And Probiotics. :)
A new study found D-mannose worked just as well as antibiotics for preventing recurrent urinary tract infections (UTIs), with significantly fewer side effects
D-mannose is a naturally occurring sugar that sticks to the E. coli bacteria that most commonly causes UTIs, so it can be effectively “rinsed” out when you urinate
D-mannose might also work by promoting the activation of Tamm-Horsfall protein, which plays a key role in your body’s defense against UTIs
D-mannose is the active ingredient in cranberry juice, but the amount of D-mannose in cranberry juice is significantly less than its supplement form, making cranberry juice much less effective for UTIs
By Dr. Mercola
Urinary tract infections (UTIs) are the second most common type of infection in the body, sending more than eight million people to their health care providers every year in the US alone.1
Women suffer from UTIs far more often than men, and more than 50 percent of women will develop a UTI during her lifetime. For about 20 percent of women, the infection becomes recurrent and some will suffer from three or more UTIs a year.

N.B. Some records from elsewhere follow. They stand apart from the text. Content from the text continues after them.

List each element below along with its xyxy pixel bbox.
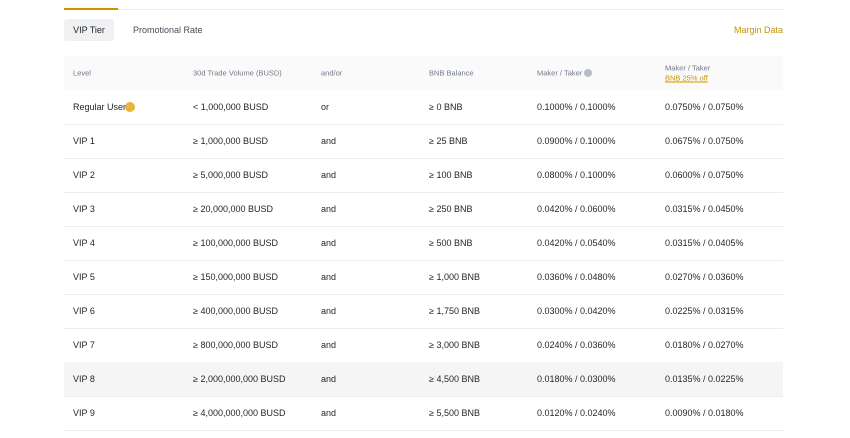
column-header: BNB Balance — [429, 68, 474, 78]
table-cell: ≥ 800,000,000 BUSD — [193, 340, 278, 350]
table-cell: and — [321, 340, 337, 350]
table-cell: ≥ 100,000,000 BUSD — [193, 238, 278, 248]
table-cell: 0.0135% / 0.0225% — [665, 374, 744, 384]
table-row — [64, 158, 783, 193]
table-cell: VIP 6 — [73, 306, 95, 316]
table-cell: and — [321, 204, 337, 214]
table-cell: ≥ 500 BNB — [429, 238, 473, 248]
table-cell: and — [321, 136, 337, 146]
table-cell: and — [321, 374, 337, 384]
table-cell: 0.0315% / 0.0450% — [665, 204, 744, 214]
table-cell: Regular User — [73, 102, 127, 112]
table-row — [64, 396, 783, 431]
table-cell: VIP 8 — [73, 374, 95, 384]
table-cell: ≥ 3,000 BNB — [429, 340, 480, 350]
table-cell: 0.0315% / 0.0405% — [665, 238, 744, 248]
table-cell: ≥ 4,000,000,000 BUSD — [193, 408, 286, 418]
table-cell: < 1,000,000 BUSD — [193, 102, 269, 112]
table-cell: ≥ 2,000,000,000 BUSD — [193, 374, 286, 384]
tab[interactable]: VIP Tier — [64, 19, 114, 41]
table-cell: ≥ 0 BNB — [429, 102, 463, 112]
table-cell: and — [321, 306, 337, 316]
table-cell: 0.0270% / 0.0360% — [665, 272, 744, 282]
table-row — [64, 260, 783, 295]
table-cell: 0.0800% / 0.1000% — [537, 170, 616, 180]
table-cell: ≥ 150,000,000 BUSD — [193, 272, 278, 282]
table-cell: 0.0360% / 0.0480% — [537, 272, 616, 282]
table-cell: 0.0420% / 0.0540% — [537, 238, 616, 248]
table-cell: ≥ 250 BNB — [429, 204, 473, 214]
badge-icon — [125, 102, 135, 112]
table-cell: VIP 5 — [73, 272, 95, 282]
table-row — [64, 294, 783, 329]
table-cell: or — [321, 102, 330, 112]
table-cell: VIP 2 — [73, 170, 95, 180]
table-cell: 0.0180% / 0.0270% — [665, 340, 744, 350]
table-row — [64, 124, 783, 159]
table-cell: 0.0225% / 0.0315% — [665, 306, 744, 316]
table-cell: ≥ 25 BNB — [429, 136, 468, 146]
column-header: Maker / Taker — [665, 63, 711, 73]
table-cell: 0.0675% / 0.0750% — [665, 136, 744, 146]
table-cell: VIP 7 — [73, 340, 95, 350]
table-cell: 0.0750% / 0.0750% — [665, 102, 744, 112]
table-header — [64, 56, 783, 90]
table-cell: 0.1000% / 0.1000% — [537, 102, 616, 112]
table-cell: VIP 3 — [73, 204, 95, 214]
table-cell: ≥ 5,000,000 BUSD — [193, 170, 268, 180]
table-row — [64, 226, 783, 261]
column-header: Level — [73, 68, 91, 78]
header-note: BNB 25% off — [665, 73, 708, 83]
table-cell: 0.0300% / 0.0420% — [537, 306, 616, 316]
table-cell: VIP 9 — [73, 408, 95, 418]
table-cell: ≥ 20,000,000 BUSD — [193, 204, 273, 214]
table-cell: 0.0600% / 0.0750% — [665, 170, 744, 180]
table-cell: and — [321, 170, 337, 180]
table-row — [64, 192, 783, 227]
info-icon — [584, 69, 592, 77]
table-row — [64, 90, 783, 125]
table-cell: VIP 1 — [73, 136, 95, 146]
table-cell: 0.0420% / 0.0600% — [537, 204, 616, 214]
table-cell: 0.0090% / 0.0180% — [665, 408, 744, 418]
column-header: and/or — [321, 68, 343, 78]
table-cell: ≥ 1,000,000 BUSD — [193, 136, 268, 146]
tab[interactable]: Promotional Rate — [133, 25, 203, 35]
active-indicator — [64, 8, 118, 10]
column-header: Maker / Taker — [537, 68, 583, 78]
table-cell: and — [321, 408, 337, 418]
table-cell: 0.0240% / 0.0360% — [537, 340, 616, 350]
column-header: 30d Trade Volume (BUSD) — [193, 68, 282, 78]
table-cell: VIP 4 — [73, 238, 95, 248]
table-cell: ≥ 5,500 BNB — [429, 408, 480, 418]
table-cell: and — [321, 272, 337, 282]
table-cell: ≥ 400,000,000 BUSD — [193, 306, 278, 316]
table-cell: ≥ 1,000 BNB — [429, 272, 480, 282]
table-cell: ≥ 4,500 BNB — [429, 374, 480, 384]
table-cell: ≥ 100 BNB — [429, 170, 473, 180]
table-cell: 0.0900% / 0.1000% — [537, 136, 616, 146]
margin-data-link[interactable]: Margin Data — [733, 25, 783, 35]
table-cell: 0.0180% / 0.0300% — [537, 374, 616, 384]
table-cell: 0.0120% / 0.0240% — [537, 408, 616, 418]
table-cell: ≥ 1,750 BNB — [429, 306, 480, 316]
table-cell: and — [321, 238, 337, 248]
table-row — [64, 362, 783, 397]
top-divider — [64, 9, 783, 10]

This is concerning, as the treatment most often recommended by conventional medicine is antibiotics. For those with recurrent infections, low doses of antibiotics may be prescribed daily for six months or more which increase the risk of developing antibiotic-resistant strains.
Additionally, antibiotics kill even the friendly micro-organisms in your body, leading to major disruptions in health (including an increased risk of yeast infections, among other issues, in women). If you suffer from UTIs on occasion or more frequently, there's a natural treatment you should know about that is effective in more than 90 percent of cases.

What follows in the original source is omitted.